Under the terms of the contract between the local governments and our university, the duration of follow-up for this cohort was limited to 3 years. The fact that none of the 4 categorized activities was found to be a preventive factor for all-cause mortality might have been due to the limited sample size of study participants and/or the limited follow-up period. Therefore, a larger population study or an extended follow-up survey is needed to confirm the present results. In addition, we did not determine whether incident frailty preceded death among participants who died; thus, we might have overlooked cases of incident frailty. Furthermore, because we did not conduct a follow-up survey of participants who become frail, we might have overlooked subsequent deaths among those individuals.

We used self-reported weight and height, which are subject to error. However, self-reported weight and height were found to be highly valid as compared with measured values.29 In this study, family members reported incident frailty on behalf of study participants when the participant was newly institutionalized or bedridden at home due to physical disability or severe cognitive impairment. Therefore, cases of incident frailty might include instances in which a participant was institutionalized for his/her family’s social and economic reasons and not necessarily due to a decline in activities of daily living.
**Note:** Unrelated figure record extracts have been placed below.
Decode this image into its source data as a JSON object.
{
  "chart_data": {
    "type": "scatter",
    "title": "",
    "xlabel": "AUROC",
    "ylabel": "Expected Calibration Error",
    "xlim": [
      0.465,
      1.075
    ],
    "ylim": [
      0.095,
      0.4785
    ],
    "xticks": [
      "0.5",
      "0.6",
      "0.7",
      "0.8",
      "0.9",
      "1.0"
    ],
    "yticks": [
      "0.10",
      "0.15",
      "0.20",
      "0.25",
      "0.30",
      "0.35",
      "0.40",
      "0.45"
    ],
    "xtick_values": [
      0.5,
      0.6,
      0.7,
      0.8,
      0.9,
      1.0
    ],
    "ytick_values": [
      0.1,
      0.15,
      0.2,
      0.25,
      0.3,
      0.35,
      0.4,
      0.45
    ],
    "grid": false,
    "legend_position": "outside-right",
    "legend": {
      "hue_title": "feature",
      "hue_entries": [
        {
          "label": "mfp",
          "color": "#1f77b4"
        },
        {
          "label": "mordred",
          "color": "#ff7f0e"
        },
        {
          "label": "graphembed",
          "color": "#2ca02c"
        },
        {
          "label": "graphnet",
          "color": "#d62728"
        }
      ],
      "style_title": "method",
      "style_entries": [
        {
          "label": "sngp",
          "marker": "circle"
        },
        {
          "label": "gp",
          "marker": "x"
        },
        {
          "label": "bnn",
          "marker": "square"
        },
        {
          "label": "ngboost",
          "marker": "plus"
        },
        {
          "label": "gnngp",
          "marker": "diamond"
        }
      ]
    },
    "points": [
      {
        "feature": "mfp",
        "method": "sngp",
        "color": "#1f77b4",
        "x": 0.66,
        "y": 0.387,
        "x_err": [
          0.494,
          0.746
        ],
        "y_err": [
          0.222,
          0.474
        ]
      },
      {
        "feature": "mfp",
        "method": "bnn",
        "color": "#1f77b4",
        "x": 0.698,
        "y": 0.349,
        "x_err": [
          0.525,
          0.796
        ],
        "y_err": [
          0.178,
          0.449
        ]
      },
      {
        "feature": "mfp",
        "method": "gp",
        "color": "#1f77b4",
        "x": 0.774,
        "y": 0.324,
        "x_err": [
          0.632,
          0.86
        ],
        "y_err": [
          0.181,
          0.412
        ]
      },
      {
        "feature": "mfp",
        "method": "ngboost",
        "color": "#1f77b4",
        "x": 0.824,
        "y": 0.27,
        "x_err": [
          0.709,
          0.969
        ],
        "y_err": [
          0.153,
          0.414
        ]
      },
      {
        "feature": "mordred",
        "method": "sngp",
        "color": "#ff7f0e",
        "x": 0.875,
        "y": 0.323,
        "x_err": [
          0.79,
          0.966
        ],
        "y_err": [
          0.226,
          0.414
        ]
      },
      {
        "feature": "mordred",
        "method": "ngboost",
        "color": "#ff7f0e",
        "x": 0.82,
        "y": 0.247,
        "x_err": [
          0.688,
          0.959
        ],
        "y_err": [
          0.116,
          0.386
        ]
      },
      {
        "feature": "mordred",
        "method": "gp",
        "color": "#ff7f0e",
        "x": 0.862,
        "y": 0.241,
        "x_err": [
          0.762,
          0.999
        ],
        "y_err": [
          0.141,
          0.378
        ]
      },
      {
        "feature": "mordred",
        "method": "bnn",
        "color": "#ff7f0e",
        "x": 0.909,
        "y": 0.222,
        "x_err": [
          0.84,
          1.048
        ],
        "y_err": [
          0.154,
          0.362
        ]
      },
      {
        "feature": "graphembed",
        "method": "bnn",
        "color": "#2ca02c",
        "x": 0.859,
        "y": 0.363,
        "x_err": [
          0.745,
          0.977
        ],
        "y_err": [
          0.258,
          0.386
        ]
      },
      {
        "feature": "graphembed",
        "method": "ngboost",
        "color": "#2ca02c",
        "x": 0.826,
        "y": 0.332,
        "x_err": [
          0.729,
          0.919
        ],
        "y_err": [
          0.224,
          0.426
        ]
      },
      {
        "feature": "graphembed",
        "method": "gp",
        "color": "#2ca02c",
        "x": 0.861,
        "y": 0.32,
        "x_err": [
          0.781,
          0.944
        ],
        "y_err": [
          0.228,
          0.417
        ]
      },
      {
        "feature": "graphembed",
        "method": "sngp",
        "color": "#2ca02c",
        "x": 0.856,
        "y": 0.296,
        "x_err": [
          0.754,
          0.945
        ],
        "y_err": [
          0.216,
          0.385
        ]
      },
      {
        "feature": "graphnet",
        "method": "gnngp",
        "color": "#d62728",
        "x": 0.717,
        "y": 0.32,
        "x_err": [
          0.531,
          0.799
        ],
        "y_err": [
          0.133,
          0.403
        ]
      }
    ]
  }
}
Participation in group cultural activities and solitary physical activities was significantly associated with decreased incident frailty. However, these findings must be validated in future studies.

ACKNOWLEDGMENTS

The authors express their heartfelt thanks to the staffs of the bureaus of the cities and towns in the survey areas and to the study participants and their families. This study was supported by a research grant for Research on Emerging and Re-emerging Infectious Diseases, Health and Labour Sciences Research Grants from the Ministry of Health, Labour and Welfare, Japan.

Conflicts of interest: None declared.